The Low Oxalate Diet (LOD) was developed by the Vulvar Pain Foundation (VPF) to ameliorate the vulvar pain that was found by Dr. Clive Solomons to be linked to the presence of oxalates. Dr. Solomons discovered the role of oxalates in triggering pain, and the assumption was made that the major source of oxalates was dietary. Over time the VPF developed a diet low in oxalates that was designed to lower dietary oxalate intake, with the goal of reducing body stores of oxalates and therefore reducing pain. The VPF’s diet has recently been presented as a solution to some of the behavioral and health problems plaguing children with autism.
The LOD as presented by the VPF and the listserve Trying_Low_Oxalates (TLO) does not contemplate or advise the use of Vitamin K. Since the purpose of LOD is to lower dietary oxalates, it discourages the consumption of leafy greens which are high in oxalates but which are a main food source of Vitamin K1. LOD does encourage the use of citrate minerals, namely calcium citrate and magnesium citrate, because citrate seems to be able to chelate calcium from the CaOx salts in the body.

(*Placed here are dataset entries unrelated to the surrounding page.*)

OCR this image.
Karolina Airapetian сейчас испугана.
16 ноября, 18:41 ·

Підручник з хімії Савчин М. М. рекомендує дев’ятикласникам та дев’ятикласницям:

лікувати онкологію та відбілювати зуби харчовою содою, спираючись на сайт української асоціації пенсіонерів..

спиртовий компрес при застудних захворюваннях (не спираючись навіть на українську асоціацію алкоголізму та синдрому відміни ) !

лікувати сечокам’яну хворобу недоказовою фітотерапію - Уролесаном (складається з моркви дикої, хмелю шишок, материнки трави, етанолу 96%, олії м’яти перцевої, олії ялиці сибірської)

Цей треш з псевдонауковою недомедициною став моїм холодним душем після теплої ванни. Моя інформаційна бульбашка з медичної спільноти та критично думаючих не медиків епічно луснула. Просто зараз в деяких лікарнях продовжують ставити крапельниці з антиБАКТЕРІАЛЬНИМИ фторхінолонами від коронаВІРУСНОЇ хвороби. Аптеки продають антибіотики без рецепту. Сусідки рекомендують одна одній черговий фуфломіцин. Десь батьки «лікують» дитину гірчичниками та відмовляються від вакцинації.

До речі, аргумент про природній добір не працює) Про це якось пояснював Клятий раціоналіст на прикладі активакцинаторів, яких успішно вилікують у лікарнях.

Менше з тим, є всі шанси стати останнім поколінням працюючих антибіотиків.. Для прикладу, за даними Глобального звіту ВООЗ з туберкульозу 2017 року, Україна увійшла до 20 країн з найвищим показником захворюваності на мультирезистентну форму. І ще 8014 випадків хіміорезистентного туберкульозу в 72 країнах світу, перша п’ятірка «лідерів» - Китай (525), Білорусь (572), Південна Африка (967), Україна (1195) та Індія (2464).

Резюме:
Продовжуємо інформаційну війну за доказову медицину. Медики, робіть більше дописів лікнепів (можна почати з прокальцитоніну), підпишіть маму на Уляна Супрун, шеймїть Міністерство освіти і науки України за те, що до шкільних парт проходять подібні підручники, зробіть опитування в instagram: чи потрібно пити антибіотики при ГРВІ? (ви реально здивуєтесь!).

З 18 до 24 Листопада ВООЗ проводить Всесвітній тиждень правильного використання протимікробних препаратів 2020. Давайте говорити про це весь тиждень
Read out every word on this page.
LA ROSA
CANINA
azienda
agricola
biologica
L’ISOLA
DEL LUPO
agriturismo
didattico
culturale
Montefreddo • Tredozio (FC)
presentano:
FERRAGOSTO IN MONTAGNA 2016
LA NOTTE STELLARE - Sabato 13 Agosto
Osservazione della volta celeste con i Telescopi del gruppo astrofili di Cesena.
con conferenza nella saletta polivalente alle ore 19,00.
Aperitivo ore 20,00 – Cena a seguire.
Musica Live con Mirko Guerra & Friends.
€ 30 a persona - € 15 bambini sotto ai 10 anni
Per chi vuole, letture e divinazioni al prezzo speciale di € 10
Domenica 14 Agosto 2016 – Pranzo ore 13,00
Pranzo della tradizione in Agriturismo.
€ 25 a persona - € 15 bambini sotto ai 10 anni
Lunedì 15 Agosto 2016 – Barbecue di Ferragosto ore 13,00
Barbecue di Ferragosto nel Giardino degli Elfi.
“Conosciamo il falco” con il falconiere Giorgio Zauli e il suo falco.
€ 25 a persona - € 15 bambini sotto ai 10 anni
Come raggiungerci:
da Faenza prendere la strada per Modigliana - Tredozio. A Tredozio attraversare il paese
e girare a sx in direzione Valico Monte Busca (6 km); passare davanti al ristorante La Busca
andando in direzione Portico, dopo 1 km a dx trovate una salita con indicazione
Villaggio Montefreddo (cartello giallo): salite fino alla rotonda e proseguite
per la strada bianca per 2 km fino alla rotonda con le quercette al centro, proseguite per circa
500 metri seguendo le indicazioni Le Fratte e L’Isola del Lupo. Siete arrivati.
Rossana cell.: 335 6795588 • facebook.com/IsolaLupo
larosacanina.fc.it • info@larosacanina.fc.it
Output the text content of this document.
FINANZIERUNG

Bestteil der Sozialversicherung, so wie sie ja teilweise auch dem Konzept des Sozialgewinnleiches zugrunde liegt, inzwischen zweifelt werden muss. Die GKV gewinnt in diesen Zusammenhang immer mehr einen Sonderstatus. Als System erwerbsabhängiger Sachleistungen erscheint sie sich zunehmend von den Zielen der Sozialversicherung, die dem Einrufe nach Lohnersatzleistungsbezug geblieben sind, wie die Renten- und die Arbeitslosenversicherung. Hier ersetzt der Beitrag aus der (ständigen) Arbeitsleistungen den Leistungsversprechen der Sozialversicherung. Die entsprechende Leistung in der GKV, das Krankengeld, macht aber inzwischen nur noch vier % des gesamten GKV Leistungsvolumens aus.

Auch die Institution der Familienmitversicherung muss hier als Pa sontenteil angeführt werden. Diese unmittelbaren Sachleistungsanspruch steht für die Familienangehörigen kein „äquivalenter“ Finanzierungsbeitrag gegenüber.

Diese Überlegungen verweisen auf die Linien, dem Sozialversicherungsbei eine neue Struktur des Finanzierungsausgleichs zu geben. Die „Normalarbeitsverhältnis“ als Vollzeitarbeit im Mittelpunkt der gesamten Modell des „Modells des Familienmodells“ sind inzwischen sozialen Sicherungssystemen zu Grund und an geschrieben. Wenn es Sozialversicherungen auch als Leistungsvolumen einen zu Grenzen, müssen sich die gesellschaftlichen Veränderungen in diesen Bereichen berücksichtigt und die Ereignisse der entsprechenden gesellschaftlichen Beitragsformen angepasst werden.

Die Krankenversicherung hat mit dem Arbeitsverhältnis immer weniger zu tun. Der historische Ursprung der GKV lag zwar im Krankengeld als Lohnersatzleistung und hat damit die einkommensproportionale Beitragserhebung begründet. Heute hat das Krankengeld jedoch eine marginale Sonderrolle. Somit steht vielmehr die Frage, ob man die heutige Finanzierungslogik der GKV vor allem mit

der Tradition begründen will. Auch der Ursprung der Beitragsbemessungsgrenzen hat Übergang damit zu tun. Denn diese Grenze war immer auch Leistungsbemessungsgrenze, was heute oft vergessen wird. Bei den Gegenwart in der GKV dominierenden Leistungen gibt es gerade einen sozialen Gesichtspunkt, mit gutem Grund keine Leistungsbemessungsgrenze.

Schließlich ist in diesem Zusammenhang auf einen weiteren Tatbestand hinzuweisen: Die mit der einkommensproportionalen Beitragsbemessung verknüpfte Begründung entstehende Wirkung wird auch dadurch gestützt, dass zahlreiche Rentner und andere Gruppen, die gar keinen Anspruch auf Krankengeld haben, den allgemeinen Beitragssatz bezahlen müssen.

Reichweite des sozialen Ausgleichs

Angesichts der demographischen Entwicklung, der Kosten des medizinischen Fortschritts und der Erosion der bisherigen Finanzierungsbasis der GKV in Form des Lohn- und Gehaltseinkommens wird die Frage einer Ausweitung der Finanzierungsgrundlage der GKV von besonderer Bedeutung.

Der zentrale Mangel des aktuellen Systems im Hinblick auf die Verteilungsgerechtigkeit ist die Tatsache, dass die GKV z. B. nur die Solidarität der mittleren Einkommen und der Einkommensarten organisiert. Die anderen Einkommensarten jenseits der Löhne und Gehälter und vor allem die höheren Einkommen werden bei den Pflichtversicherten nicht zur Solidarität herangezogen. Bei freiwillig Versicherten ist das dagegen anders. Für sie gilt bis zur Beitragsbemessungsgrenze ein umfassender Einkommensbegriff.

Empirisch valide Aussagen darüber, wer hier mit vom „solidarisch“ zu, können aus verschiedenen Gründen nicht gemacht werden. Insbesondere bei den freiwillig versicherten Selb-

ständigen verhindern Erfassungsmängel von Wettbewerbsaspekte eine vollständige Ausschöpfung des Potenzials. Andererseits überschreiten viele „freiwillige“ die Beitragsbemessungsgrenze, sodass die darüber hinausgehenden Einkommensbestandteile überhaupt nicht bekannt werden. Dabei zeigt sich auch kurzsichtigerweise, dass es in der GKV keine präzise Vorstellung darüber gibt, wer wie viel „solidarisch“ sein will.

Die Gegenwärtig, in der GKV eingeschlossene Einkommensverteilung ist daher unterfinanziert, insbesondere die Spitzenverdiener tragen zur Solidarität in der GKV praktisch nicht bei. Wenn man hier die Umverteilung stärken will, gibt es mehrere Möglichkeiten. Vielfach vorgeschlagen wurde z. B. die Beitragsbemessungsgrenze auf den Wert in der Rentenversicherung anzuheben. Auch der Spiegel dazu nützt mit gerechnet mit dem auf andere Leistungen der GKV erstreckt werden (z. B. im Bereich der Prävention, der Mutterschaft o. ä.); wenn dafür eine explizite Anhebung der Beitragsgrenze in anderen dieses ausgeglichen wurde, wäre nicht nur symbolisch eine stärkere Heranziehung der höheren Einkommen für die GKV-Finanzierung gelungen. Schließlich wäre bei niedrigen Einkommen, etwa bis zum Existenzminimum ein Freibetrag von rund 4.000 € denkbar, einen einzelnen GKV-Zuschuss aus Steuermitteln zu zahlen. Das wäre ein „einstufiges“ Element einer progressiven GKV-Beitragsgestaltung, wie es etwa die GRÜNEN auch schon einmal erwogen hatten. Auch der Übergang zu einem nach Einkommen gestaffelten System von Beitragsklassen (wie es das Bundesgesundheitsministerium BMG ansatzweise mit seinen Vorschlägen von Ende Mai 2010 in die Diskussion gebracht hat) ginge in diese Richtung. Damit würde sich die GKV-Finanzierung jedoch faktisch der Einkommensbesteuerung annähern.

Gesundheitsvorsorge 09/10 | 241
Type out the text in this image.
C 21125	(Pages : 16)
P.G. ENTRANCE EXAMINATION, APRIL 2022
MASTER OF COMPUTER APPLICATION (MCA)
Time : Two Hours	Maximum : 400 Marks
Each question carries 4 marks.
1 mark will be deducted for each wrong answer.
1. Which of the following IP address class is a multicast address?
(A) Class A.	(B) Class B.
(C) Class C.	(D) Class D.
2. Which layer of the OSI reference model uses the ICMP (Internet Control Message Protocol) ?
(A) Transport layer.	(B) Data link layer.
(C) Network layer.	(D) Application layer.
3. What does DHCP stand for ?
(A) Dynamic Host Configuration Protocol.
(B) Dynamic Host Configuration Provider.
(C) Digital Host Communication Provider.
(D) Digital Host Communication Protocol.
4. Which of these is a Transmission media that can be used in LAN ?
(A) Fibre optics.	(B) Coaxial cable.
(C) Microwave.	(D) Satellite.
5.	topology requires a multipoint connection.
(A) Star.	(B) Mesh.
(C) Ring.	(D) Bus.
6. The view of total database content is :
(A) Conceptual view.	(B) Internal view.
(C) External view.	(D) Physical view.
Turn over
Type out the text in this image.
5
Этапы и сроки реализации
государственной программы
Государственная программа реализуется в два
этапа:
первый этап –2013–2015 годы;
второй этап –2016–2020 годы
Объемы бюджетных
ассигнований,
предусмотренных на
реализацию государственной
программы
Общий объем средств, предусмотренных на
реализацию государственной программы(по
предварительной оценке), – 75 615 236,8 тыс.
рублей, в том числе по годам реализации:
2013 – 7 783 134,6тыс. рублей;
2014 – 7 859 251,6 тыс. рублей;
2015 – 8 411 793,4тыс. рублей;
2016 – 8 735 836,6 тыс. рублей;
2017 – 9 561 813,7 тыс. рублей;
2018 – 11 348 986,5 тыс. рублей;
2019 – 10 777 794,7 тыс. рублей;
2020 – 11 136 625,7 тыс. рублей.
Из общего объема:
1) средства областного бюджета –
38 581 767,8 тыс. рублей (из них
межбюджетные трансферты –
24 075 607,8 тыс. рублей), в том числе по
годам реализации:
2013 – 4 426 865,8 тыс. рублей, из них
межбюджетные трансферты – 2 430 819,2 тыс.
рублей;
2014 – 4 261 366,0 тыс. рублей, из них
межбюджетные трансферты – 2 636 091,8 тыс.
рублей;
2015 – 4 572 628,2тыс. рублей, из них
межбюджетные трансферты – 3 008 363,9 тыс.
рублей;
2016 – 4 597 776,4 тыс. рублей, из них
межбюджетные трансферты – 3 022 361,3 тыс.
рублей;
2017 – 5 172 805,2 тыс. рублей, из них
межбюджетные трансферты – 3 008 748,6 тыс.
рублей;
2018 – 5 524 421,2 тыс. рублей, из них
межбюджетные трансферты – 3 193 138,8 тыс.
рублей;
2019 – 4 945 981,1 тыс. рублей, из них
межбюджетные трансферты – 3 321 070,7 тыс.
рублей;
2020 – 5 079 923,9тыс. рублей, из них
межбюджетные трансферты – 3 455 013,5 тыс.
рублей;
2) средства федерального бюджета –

The Low Oxalate Diet developers do not appear to have examined the question of what happens to the calcium freed from the calcium oxalate salts. However, at least in the case of autistic children, it is probable that they have low levels of Vitamin K and therefore low levels of carboxylated bone proteins. Thus the children presumably have little ability to manage this freed calcium, which will circulate unimpeded into the nervous system and other organs and tissues. This influx of unmanaged calcium into circulation and then into the nervous system is, I believe, the reason that so many autistic children are exhibiting adverse responses to the LOD, including seizures, behavioral regression, hyperactivity, and depression. These symptoms do not indicate that oxalates have moved from storage into circulation for transport to the disposal sites (termed “oxalate dumping” on the TLO listserve), but rather reflect the deleterious effects of an influx of unmanaged calcium into the nervous system. Some of the autistic children on the LOD begin to experience heavy nosebleeds, which could reflect an exacerbation of an existing Vitamin K deficiency since on the LOD, Vitamin K-containing vegetables have been removed from the diet. The body’s first priority use of Vitamin K is manufacture, in the liver, coagulation factors that prevent bleeding and clotting disorders. If Vitamin K is withheld from the diet to the point where nosebleeds develop, then other, less apparent problems with clotting may be present also.